Let $X$ be a random variable, then for any $n\in \mathbb{N}, \mathbb{E}^\mathbb{P}(X^n)<\infty.$ Then use Fubini's theorem to prove that
$$ \mathbb{E}^\mathbb{P}(X^n) = n \int_0^\infty t^{n-1}(1-F_X(t))dt – n \int_{-\infty}^0t^{n-1}F_X(t) dt$$
for CDF $F_X$ of $X$ and probability measure $\mathbb{P}$.
We know Fubini's theorem states for stochastic kernel $K$ that:
$$ \mathbb{E}^\mathbb{P}(X) = \int_{\Omega_1} \left(\int_{\Omega_2}X(\omega_1,\omega_2)K(\omega_1,d\omega_2) \right)\mathbb{P}_1(d{\omega_1})$$
where $\mathbb{P}_1$ is a probability measure on $\mathcal{F}_1$.
So now, for our case:
$$ \mathbb{E}^\mathbb{P}(X^n) = \int_{\Omega_1} \left(\int_{\Omega_2}X^n(\omega_1,\omega_2)K(\omega_1,d\omega_2) \right)\mathbb{P}_1(d{\omega_1})$$
But i'm not too sure how to rewrite the kernel and get it in the form desired?
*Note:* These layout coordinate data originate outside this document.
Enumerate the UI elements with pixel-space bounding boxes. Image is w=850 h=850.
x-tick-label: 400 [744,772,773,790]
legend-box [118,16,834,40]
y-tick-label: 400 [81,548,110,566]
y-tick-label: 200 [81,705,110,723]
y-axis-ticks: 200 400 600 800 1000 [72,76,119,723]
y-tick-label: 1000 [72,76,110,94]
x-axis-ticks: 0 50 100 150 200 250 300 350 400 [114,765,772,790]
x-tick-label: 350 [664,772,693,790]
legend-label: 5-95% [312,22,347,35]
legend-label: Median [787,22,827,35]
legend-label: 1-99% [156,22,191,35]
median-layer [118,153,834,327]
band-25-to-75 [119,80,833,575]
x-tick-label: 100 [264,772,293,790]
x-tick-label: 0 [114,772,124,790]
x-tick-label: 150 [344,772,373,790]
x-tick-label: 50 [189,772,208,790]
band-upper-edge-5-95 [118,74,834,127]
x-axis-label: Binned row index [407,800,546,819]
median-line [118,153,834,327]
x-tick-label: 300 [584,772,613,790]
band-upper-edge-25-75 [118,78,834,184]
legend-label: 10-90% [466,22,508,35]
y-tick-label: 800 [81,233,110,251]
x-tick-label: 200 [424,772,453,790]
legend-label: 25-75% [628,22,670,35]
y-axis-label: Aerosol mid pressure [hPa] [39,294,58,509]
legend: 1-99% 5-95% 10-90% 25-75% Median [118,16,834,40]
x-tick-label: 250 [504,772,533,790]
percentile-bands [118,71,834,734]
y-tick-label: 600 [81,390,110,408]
I know that $$ \mathbb{E}^\mathbb{P}(X^n) =\int_0^\infty x^nf(x) dx…$$ but i am not sure how to use the above theorem
Best Answer
Hint
Denote $(X^n)^+$ and $(X^n)^-$ the positive and negative part. One can prove that if $n$ is odd, then $(X^n)^+=(X^+)^n$ and $(X^n)^-=(X^-)^n$. And if $n$ is even, $(X^n)^+=X^n$ and $(X^n)^-=0$. Then,
\begin{align*} \mathbb E[(X^+)^n]&=\int_{\Omega } (X^+(\omega ))^n\mathbb P(\mathrm d \omega )\\ &=\int_\Omega \int_0^{X^+(\omega )}nx^{n-1}\,\mathrm d x \mathbb P(\mathrm d \omega )\\ &\underset{\text{Fubini}}{=}\int_{0}^\infty nx^{n-1}\int_\Omega \boldsymbol 1_{\{X(\omega )>x\}}\mathbb P(\mathrm d \omega )\,\mathrm d x\\ &=n\int_0^\infty x^{n-1}\mathbb P\{X(\omega )^+>x\}\,\mathrm d x. \end{align*}
I let you do the other cases and conclude.